Making up fantastic lies about the perfection of their government and leadership is what communist governments do. It's a signature hallmark of communism to never ever admit that the government has made a mistake and to further claim that the government has accomplished fantastic miracles that Western governments could not replicate (because, in every case, no government could actually do those things).

But even if you got a job at the Times without somehow being aware of how communist governments have operated for the last 100 years, any person possessed of a fully formed cerebral cortex should have known not to uncritically reprint such fantastical claims about China's success at controlling the spread of the virus, especially after China kicked out all journalists who don't work for its state-sanctioned media.

So why didn't these reporters and editors from the Times?

I think a lot about Stephen Glass, in my line of work. Glass, if you will remember, hoodwinked his editors at the liberal New Republic for years with stories that were entirely made up. He quoted people who didn't exist. He retold stories that never happened. And when his malfeasance was finally exposed, his editors had a day of reckoning. And what they admitted, frankly, was that they did not check his work as diligently as they should have because his stories confirmed their pre-existing biases and beliefs.

Newspaper editors ought to have pictures of Stephen Glass hung on their walls, if they don't want to end up getting embarrassed like the New Republic was. Because that lesson — always question stories that confirm your beliefs the most — is a necessary one.

I try to be fair and accurate with the facts as an editor. But I am not so unaware of myself that I don't think I have natural biases and beliefs. I'm aware that I tend strongly toward libertarianism and suspicion of government power, regardless of which major political party is in power.

So when I see a story that tends to suggest that government is doing a great job or that a burdensome regulation is necessary, my pre-existing beliefs provide skepticism for me. I automatically look to poke holes in the story and question the underlying assumptions therein specifically because they challenge my core beliefs.

However, when a story confirms those beliefs and biases, the natural tendency is to let your fact-checking guard down. "Why, of course this story is true," I might think to myself, "Because of course government and regulation are mostly evil." This is where danger arises both as a private citizen and also as a person in the news business.

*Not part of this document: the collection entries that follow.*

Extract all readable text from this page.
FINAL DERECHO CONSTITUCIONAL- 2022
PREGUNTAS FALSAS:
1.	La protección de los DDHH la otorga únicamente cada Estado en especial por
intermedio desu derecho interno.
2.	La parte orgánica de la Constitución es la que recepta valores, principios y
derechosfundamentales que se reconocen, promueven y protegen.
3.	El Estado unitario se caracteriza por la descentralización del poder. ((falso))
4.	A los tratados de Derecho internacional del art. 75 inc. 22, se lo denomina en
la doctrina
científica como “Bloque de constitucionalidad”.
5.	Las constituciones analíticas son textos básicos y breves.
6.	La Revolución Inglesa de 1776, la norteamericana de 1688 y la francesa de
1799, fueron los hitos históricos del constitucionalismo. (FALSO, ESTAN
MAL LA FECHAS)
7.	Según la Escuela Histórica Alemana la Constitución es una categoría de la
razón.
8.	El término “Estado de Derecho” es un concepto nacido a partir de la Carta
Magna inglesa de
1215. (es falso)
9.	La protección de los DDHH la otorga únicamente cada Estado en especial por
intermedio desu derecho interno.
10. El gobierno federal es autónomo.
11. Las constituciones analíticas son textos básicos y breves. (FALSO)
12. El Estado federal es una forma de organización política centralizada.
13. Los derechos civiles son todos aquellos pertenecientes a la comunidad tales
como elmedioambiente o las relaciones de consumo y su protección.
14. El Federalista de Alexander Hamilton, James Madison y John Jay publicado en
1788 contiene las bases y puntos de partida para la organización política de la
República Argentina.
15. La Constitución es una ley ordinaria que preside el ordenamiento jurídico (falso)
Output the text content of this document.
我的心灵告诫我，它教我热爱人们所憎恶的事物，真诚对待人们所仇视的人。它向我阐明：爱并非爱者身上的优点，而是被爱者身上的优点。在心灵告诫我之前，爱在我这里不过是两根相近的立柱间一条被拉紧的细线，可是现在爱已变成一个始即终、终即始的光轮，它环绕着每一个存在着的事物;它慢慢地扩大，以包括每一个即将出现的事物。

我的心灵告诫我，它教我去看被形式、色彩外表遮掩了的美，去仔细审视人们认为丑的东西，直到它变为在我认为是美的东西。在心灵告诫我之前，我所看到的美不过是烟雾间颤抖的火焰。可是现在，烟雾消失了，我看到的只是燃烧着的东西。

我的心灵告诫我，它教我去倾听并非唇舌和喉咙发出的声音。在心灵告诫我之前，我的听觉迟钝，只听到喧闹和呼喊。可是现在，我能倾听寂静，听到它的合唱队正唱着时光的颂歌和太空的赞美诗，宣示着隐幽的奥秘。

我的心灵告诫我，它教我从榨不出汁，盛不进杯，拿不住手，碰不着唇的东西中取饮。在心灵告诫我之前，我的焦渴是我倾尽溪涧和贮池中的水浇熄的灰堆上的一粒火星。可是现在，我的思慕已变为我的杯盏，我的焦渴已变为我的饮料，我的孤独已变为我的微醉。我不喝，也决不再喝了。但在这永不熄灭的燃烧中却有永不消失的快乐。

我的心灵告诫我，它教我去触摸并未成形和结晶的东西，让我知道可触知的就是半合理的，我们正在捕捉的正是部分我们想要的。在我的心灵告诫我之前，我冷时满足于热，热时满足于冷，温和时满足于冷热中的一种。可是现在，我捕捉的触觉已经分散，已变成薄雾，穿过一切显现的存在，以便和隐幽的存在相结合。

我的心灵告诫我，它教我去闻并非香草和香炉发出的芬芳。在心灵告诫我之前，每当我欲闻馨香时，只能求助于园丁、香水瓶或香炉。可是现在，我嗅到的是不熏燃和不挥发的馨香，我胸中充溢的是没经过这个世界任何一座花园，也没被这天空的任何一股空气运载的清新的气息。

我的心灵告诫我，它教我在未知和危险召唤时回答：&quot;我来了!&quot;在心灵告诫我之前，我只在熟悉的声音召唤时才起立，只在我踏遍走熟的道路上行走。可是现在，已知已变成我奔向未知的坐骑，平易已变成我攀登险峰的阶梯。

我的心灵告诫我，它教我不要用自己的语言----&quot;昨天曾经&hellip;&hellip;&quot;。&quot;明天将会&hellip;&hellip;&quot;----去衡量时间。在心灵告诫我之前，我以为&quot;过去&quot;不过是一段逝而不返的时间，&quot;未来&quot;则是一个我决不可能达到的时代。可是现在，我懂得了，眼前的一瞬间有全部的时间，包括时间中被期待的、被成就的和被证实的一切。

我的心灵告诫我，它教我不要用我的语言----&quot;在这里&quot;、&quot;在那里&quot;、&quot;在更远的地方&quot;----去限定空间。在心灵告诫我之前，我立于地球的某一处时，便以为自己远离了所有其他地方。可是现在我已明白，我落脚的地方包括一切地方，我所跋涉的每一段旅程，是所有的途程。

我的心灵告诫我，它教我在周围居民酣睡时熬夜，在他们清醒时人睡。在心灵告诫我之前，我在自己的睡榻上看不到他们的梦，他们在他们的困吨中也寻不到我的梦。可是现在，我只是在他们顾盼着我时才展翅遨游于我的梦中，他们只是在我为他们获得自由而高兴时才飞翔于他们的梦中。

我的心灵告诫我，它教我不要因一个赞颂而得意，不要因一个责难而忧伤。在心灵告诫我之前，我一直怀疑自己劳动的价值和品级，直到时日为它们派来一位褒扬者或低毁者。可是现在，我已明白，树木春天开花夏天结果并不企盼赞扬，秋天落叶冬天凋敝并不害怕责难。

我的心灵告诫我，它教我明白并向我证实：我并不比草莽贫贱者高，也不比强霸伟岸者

And this, I think, is where the Times got suckered into being a national laughingstock Thursday — again. The media have somehow convinced themselves that it's really important to obsess about the fact that President Trump refers to coronavirus sometimes as a "Chinese virus," and they hate him so much that they would like to believe that even the obviously corrupt and dishonest Chinese government is doing better at controlling coronavirus than he is. After all, that would help sell their most treasured belief, which is that he should be defeated at the ballot box in November.

And so, because of these pre-existing biases, the Times let down its guard and allowed really obvious lies to slip through uncritically.

It should be noted that this is the most charitable possible explanation for this travesty of an article. It is, I suppose, possible that the Times is following the craven example of the NBA and openly kowtowing to the Chinese in an attempt to get its reporters back into China.

Either way, it's a shame. The world could use honest reporting in the middle of this crisis about what's really going on in China. Sadly, they will not get it from the New York Times.